Alcuni crostacei di mare possiedono un contenuto di sodio abbastanza elevato, tale da renderli sconsigliabili nella dieta ordinaria di chi soffre di ipertensione.
Allarme fondato, invece, per quanto riguarda il consumo dei crostacei, che deve avvenire – appunto – con moderazione, considerando che le eccessive proteine della polpa possono affaticare i reni. E ancora, i crostacei, la cui polpa è molo simile a quella del pesce magro, possono provocare intolleranze e allergie.
Chi ha il colesterolo alto può mangiare i crostacei?

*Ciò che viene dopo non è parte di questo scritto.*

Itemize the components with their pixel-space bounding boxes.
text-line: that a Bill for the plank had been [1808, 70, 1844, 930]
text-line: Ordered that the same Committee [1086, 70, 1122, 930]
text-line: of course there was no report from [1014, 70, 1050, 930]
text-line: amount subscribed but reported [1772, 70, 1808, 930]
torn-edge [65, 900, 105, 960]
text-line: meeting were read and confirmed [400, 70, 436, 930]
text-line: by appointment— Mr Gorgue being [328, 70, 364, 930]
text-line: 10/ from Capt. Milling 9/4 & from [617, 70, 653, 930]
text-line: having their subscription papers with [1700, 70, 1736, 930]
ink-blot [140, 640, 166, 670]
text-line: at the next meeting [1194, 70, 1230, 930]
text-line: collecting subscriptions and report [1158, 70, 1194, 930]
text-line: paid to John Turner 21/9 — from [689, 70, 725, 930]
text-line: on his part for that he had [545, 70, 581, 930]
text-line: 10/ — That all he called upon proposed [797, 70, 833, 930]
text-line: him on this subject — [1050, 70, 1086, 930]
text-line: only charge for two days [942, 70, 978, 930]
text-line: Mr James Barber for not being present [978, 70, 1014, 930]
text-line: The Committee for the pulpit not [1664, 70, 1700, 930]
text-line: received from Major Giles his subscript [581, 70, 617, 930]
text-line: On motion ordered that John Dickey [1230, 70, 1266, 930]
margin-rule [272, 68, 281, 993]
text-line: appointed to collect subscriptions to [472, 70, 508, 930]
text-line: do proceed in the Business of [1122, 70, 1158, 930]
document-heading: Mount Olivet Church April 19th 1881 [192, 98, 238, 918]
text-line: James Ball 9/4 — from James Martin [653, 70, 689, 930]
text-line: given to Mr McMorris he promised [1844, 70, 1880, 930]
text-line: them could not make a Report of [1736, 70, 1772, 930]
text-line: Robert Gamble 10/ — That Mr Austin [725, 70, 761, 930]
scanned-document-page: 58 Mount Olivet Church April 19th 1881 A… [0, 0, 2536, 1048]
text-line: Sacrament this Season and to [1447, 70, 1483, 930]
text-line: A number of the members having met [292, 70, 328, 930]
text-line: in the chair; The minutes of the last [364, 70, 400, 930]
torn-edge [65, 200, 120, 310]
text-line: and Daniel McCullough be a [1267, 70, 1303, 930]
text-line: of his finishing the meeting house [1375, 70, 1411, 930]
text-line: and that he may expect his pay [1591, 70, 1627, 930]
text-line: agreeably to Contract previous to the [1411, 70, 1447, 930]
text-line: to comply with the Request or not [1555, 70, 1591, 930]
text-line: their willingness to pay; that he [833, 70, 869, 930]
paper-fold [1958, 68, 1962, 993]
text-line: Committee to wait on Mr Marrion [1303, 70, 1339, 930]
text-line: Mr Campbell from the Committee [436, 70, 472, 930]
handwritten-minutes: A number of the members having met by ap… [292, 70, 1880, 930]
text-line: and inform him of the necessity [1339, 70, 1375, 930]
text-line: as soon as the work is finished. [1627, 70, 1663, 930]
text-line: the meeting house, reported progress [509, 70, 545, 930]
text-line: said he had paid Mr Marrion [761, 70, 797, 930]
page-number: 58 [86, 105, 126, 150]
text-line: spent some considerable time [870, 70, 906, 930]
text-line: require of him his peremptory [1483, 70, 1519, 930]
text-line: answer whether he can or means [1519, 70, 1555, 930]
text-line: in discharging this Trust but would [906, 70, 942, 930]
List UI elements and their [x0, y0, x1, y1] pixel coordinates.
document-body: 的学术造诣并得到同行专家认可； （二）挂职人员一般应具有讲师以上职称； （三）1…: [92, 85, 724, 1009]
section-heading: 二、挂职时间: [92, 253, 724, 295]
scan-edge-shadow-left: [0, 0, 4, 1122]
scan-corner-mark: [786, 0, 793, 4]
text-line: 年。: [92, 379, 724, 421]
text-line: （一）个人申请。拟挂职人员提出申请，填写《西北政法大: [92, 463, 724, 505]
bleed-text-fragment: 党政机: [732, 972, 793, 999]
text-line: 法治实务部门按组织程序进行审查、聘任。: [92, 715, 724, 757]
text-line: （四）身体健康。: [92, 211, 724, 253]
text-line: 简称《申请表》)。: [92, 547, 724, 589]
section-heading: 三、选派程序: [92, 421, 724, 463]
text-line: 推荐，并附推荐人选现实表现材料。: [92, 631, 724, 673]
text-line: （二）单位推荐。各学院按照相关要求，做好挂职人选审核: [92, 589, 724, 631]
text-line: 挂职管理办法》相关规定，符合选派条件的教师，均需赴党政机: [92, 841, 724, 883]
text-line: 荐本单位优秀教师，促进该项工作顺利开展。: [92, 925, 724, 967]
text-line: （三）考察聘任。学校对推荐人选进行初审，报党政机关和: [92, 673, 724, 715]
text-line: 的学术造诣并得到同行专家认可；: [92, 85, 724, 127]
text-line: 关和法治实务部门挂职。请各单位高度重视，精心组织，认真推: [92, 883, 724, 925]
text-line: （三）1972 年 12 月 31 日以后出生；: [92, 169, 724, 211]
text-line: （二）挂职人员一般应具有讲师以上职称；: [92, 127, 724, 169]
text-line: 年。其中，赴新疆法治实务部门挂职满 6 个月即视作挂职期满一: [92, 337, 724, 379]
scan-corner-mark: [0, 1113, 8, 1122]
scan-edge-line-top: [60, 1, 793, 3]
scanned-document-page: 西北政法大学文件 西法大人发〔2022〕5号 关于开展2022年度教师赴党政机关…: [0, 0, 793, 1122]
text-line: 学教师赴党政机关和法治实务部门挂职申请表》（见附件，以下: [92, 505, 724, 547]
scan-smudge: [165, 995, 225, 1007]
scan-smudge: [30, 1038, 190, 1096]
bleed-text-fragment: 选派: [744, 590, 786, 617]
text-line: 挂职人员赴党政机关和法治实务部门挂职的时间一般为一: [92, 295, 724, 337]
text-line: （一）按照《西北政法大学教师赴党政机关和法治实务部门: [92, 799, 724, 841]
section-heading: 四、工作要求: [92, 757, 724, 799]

Colesterolo e crostacei: nessuna messa al bando
Dato il legame tra colesterolo e crostacei è bene non esagerare con il loro consumo (né con quello dei molluschi). Meglio scegliere altri prodotti del mare, in particolare il pesce con omega 3 (come salmone, tonno, sgombro e spada), alleati della salute cardiovascolare.
I crostacei possiedono moltissime proprietà benefiche per l'organismo: Proprietà antiossidanti e antitumorali, grazie al contenuto di astaxantina, una sostanza posseduta dalla classe dei carotenoidi che aiuta il sistema immunitario a rispondere meglio a batteri, virus e infezioni.
Chi ha il colesterolo alto può mangiare i gamberoni?
I crostacei sono ricchi di grassi, ma insaturi. Ciò significa che loro impatto sull'aumento dell'LDL è ridotto rispetto a quello di burro, latticini, carni rosse ecc. Questo non significa però che chi soffre di ipercolesterolemia possa abusare di crostacei.